How do corresponding adjustments interact with other quality filters like ICVCM, VCMI or our internal due-diligence criteria?

Corresponding adjustments solve a specific accounting issue—double claiming between countries or sectors—but they don’t guarantee strong additionality, permanence or safeguards, which is what ICVCM’s Core Carbon Principles, VCMI’s Claims Code and robust internal screening focus on. Treat CA status as one extra attribute on top of your existing quality stack: for example, require CCP-aligned labels plus CAs for high-visibility offset claims, and at least CCP-equivalent quality (with or without CAs) for contribution-style investments.

Given scarcity and higher prices, where in our portfolio does it make most sense to prioritise CA-backed credits?

Prioritise corresponding adjustments for three buckets: (1) mandatory uses like CORSIA, (2) flagship corporate neutrality or product claims in sensitive markets like Germany, and (3) any commitments you expect to sit under close investor or assurance scrutiny.
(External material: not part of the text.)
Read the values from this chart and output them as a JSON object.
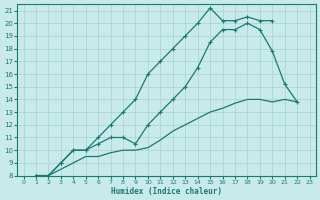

For everything else—especially beyond-value-chain mitigation under SBTi and climate finance aligned with the Oxford Offsetting Principles—you can use high-quality non-CA ‘mitigation contribution’ credits, as long as the claims explicitly avoid language implying offsetting.

What concrete evidence will auditors or regulators expect us to show when we say our credits have corresponding adjustments?
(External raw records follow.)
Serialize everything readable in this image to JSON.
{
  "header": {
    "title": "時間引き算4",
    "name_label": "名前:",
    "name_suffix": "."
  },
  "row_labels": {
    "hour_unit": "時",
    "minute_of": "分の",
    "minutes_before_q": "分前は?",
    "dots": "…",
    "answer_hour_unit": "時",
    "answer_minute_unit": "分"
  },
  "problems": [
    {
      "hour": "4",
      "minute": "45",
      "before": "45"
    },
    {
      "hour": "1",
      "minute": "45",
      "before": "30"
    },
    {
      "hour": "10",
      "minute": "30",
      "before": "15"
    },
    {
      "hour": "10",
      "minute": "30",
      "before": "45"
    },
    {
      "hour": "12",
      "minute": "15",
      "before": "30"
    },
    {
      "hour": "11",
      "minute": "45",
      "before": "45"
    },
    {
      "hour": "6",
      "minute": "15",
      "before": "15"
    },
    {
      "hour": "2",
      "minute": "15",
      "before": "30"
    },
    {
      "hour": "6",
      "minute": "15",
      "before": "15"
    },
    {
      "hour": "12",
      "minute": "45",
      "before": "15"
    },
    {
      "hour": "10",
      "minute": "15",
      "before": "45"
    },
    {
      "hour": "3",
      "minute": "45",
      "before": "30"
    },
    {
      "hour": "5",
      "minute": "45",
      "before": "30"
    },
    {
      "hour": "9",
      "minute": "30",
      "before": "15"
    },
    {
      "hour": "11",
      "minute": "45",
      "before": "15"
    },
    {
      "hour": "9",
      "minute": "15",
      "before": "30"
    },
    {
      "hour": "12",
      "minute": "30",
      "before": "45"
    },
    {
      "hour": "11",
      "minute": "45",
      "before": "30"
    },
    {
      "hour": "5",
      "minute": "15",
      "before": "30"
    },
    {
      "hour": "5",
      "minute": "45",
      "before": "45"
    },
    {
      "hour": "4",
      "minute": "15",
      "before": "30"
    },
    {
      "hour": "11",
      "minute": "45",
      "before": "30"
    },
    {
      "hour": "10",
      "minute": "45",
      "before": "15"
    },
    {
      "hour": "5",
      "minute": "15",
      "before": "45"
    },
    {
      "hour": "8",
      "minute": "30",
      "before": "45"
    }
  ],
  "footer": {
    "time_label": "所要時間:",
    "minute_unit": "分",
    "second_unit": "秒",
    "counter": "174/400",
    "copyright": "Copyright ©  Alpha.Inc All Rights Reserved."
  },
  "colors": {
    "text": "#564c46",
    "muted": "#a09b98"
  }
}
You should be able to point to a host-country Letter of Authorisation (or equivalent Article 6.2/6.4 document), a clear “Article 6 authorised” or similar label in the registry, and purchase/retirement records that tie those units to your company and claim. A pragmatic move this year is to build a central evidence folder (or system of record) that stores LoAs, registry screenshots and contracts per project, so that when CSRD assurance, CDP verification or a competition authority asks, you are not scrambling across email threads.
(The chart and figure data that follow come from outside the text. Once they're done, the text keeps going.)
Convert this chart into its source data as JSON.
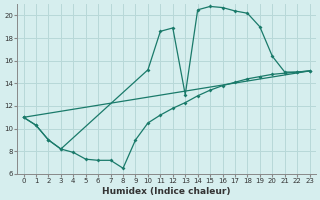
{
  "title": "",
  "xlabel": "Humidex (Indice chaleur)",
  "background_color": "#d6eeee",
  "grid_color": "#b8d8d8",
  "line_color": "#1a7a6a",
  "xlim": [
    -0.5,
    23.5
  ],
  "ylim": [
    6,
    21
  ],
  "yticks": [
    6,
    8,
    10,
    12,
    14,
    16,
    18,
    20
  ],
  "xticks": [
    0,
    1,
    2,
    3,
    4,
    5,
    6,
    7,
    8,
    9,
    10,
    11,
    12,
    13,
    14,
    15,
    16,
    17,
    18,
    19,
    20,
    21,
    22,
    23
  ],
  "curve1_x": [
    0,
    1,
    2,
    3,
    10,
    11,
    12,
    13,
    14,
    15,
    16,
    17,
    18,
    19,
    20,
    21,
    22,
    23
  ],
  "curve1_y": [
    11.0,
    10.3,
    9.0,
    8.2,
    15.2,
    18.6,
    18.9,
    13.0,
    20.5,
    20.8,
    20.7,
    20.4,
    20.2,
    19.0,
    16.4,
    15.0,
    15.0,
    15.1
  ],
  "curve2_x": [
    0,
    23
  ],
  "curve2_y": [
    11.0,
    15.1
  ],
  "curve3_x": [
    0,
    1,
    2,
    3,
    4,
    5,
    6,
    7,
    8,
    9,
    10,
    11,
    12,
    13,
    14,
    15,
    16,
    17,
    18,
    19,
    20,
    21,
    22,
    23
  ],
  "curve3_y": [
    11.0,
    10.3,
    9.0,
    8.2,
    7.9,
    7.3,
    7.2,
    7.2,
    6.5,
    9.0,
    10.5,
    11.2,
    11.8,
    12.3,
    12.9,
    13.4,
    13.8,
    14.1,
    14.4,
    14.6,
    14.8,
    14.9,
    15.0,
    15.1
  ]
}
How do we explain corresponding adjustments and our credit choices to non-expert stakeholders like the board or works council?

Frame corresponding adjustments as the Paris Agreement’s ‘no double counting’ rule: if we claim a tonne, the host country agrees not to, and that’s why those credits are scarcer and more expensive; where we buy non-CA credits, we’re financing the host country’s own target instead of offsetting ours. Prepare a one-page briefing that maps this to your strategy—showing which claims will use CA-backed units, which are contribution-only, and how this aligns with CSRD, SBTi and EU consumer-law expectations—so decision-makers see it as a risk-management and integrity choice, not technical detail.